We acknowledge that the current study has some limitations. It focused on assessing the knowledge, attitude, and practices of community pharmacists leaving out pharmacy technologists who work under the supervision of the pharmacists. Therefore, the results should be interpreted in the context of community pharmacists. The study was done in Lusaka province only; the results could not show the practice, knowledge, and attitude of community pharmacists working in further provinces of Zambia. Since we did not include community pharmacists from all the ten provinces of Zambia, and so, generalization of the results should be done with caution. In addition, self-governed forms used in this research are disposed to common interest unfairness.
The study only focussed on registered community pharmacists and this could create a bias on the findings as illegal drug outlets are a nuisance in the country and could be the important drivers of antibiotic resistance and hamper the efforts towards AMS activities. In any case, this study has provided the much-needed baseline information for future research work as far as antimicrobial resistance to community pharmacists is concerned.

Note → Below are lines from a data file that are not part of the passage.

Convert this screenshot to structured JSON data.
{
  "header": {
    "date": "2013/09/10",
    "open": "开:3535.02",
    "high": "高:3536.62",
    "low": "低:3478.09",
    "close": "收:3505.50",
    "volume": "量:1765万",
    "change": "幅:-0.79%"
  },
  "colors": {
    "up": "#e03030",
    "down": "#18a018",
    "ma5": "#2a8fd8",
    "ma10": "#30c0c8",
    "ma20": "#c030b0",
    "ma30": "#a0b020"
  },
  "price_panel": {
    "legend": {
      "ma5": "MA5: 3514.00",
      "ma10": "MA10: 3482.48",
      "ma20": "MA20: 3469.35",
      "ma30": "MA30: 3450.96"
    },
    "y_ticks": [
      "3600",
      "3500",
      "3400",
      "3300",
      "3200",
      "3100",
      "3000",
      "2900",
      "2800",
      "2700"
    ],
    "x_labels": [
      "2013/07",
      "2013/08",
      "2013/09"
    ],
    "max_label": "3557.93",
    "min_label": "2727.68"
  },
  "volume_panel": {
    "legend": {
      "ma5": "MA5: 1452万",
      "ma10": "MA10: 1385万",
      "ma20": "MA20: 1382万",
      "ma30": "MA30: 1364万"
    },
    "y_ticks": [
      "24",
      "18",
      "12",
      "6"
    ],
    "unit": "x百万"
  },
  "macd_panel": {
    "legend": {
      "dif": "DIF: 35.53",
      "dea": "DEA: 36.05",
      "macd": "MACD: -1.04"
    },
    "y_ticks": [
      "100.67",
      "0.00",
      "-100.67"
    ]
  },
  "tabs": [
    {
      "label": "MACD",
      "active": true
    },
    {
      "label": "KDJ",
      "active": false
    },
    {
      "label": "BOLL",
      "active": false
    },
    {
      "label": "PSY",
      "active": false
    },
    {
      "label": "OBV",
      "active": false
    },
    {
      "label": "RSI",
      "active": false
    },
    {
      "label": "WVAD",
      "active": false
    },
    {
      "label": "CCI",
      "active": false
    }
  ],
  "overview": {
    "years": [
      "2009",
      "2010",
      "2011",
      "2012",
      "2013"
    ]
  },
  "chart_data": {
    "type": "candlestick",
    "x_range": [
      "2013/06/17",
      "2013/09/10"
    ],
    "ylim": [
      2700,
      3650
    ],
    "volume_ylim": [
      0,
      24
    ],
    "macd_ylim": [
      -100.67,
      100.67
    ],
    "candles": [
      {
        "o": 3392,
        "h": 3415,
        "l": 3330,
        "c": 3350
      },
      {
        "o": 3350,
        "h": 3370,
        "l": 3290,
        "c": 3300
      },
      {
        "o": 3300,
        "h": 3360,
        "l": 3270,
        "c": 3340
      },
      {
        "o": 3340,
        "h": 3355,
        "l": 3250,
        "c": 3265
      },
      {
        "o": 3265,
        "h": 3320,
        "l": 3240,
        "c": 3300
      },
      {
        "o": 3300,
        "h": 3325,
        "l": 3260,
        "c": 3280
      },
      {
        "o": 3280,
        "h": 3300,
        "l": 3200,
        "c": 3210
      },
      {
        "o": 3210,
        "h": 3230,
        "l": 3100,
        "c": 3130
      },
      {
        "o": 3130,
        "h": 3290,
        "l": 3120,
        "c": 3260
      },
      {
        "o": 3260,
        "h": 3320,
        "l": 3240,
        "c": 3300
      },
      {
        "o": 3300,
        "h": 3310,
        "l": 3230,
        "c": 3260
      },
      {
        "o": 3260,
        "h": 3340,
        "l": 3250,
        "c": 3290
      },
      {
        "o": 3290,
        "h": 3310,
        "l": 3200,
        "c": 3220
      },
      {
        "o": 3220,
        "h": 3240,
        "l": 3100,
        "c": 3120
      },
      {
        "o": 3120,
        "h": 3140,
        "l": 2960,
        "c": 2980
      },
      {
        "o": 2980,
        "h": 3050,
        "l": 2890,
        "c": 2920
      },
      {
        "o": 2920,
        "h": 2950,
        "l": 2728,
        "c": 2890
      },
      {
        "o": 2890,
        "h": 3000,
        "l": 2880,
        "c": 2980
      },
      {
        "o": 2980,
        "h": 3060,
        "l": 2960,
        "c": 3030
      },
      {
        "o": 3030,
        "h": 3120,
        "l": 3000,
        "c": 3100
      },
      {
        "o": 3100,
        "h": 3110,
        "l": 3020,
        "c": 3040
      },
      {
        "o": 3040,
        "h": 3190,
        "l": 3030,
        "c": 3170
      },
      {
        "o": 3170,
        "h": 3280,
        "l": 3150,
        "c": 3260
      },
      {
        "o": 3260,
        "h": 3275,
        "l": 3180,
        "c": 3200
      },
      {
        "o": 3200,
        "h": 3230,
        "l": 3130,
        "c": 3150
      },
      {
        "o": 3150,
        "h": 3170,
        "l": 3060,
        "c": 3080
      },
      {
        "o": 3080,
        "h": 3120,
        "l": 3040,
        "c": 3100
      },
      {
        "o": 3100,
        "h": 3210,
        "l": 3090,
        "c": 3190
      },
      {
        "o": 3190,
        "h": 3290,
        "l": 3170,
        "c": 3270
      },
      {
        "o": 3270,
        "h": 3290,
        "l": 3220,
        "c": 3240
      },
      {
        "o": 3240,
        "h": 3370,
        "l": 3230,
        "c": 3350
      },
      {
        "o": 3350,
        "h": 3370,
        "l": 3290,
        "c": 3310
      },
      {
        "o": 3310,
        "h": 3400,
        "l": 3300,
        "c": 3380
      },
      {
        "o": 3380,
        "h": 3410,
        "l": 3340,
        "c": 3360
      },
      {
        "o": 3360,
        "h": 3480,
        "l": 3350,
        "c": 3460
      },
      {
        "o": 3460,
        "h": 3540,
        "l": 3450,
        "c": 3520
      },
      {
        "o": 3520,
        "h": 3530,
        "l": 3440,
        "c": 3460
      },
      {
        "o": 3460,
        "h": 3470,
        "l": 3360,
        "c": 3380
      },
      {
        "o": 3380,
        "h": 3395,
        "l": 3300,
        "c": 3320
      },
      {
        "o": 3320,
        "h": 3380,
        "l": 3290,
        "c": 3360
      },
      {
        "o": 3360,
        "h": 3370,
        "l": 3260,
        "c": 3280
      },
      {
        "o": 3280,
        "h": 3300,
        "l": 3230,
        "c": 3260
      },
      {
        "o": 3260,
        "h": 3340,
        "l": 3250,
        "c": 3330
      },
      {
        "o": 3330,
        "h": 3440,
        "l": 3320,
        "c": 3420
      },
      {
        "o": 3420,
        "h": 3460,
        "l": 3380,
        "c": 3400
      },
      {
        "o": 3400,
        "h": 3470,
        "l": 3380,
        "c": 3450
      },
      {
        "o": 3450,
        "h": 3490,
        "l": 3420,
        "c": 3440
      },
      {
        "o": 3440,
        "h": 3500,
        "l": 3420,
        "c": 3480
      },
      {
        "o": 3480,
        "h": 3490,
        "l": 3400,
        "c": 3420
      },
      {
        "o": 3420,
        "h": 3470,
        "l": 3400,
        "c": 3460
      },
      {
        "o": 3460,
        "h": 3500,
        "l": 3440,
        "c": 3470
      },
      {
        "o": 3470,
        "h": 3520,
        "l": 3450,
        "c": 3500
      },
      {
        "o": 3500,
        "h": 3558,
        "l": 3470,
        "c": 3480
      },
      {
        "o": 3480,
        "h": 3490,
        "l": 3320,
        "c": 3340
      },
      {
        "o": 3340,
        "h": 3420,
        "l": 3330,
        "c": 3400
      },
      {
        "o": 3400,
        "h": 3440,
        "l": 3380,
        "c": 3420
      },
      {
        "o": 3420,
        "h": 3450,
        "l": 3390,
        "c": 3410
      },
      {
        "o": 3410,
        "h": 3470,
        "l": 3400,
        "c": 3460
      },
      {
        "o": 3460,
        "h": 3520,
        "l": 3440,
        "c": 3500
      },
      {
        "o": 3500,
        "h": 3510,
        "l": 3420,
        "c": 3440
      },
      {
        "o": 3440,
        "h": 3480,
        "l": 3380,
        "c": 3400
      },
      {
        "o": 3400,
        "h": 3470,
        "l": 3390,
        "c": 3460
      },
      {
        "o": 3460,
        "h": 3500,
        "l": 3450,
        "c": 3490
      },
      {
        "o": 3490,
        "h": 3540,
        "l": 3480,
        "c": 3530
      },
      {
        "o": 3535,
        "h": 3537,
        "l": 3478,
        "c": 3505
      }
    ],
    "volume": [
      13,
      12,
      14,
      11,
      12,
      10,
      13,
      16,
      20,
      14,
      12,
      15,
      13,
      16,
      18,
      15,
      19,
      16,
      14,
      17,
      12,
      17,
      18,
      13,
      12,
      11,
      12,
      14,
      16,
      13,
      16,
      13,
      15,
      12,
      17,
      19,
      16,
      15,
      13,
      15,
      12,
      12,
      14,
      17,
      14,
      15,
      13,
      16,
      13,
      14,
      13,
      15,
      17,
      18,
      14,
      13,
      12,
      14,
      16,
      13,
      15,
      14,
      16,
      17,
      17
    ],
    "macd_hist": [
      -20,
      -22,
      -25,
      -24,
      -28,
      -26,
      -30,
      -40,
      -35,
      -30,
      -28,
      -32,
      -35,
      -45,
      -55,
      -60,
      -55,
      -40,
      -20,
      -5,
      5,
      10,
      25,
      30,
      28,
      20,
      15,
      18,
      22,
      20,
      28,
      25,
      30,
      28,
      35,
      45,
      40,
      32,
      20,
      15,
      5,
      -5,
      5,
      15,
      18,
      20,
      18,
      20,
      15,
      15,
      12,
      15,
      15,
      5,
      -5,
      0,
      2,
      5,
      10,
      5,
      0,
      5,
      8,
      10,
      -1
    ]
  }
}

Community pharmacists in Lusaka Zambia had good knowledge and attitude but poor practices regarding antibiotic resistance. There is a need to promote ASPs in community pharmacies that may lead to the improved practice of community pharmacists with regards to antibiotic use, resistance, and AMS. Community pharmacists must be recognized as key players in the control and prevention of infections among community members. Since most community pharmacists dispensed antibiotics without a prescription, this should be highlighted as a major policy issue on AMR and should be addressed by the Government. Therefore, educational intervention programmes with regards to antibiotic use, resistance, and AMS should be periodically focussed on community pharmacy practice.
We would like to acknowledge the owners of the community pharmacies and the pharmacists for cooperating with us during data collection from their premises. We are grateful to the University of Zambia Library for providing access to many articles that were used for reference in this manuscript.
The study was approved by the University of Zambia Health Sciences Research Ethics Committee (UNZAHSREC), protocol ID: 20190217024, IORG no: 0009227, IRB no: 00011000. All participants provided consent by reading and signing the consent form before responding to the questionnaire.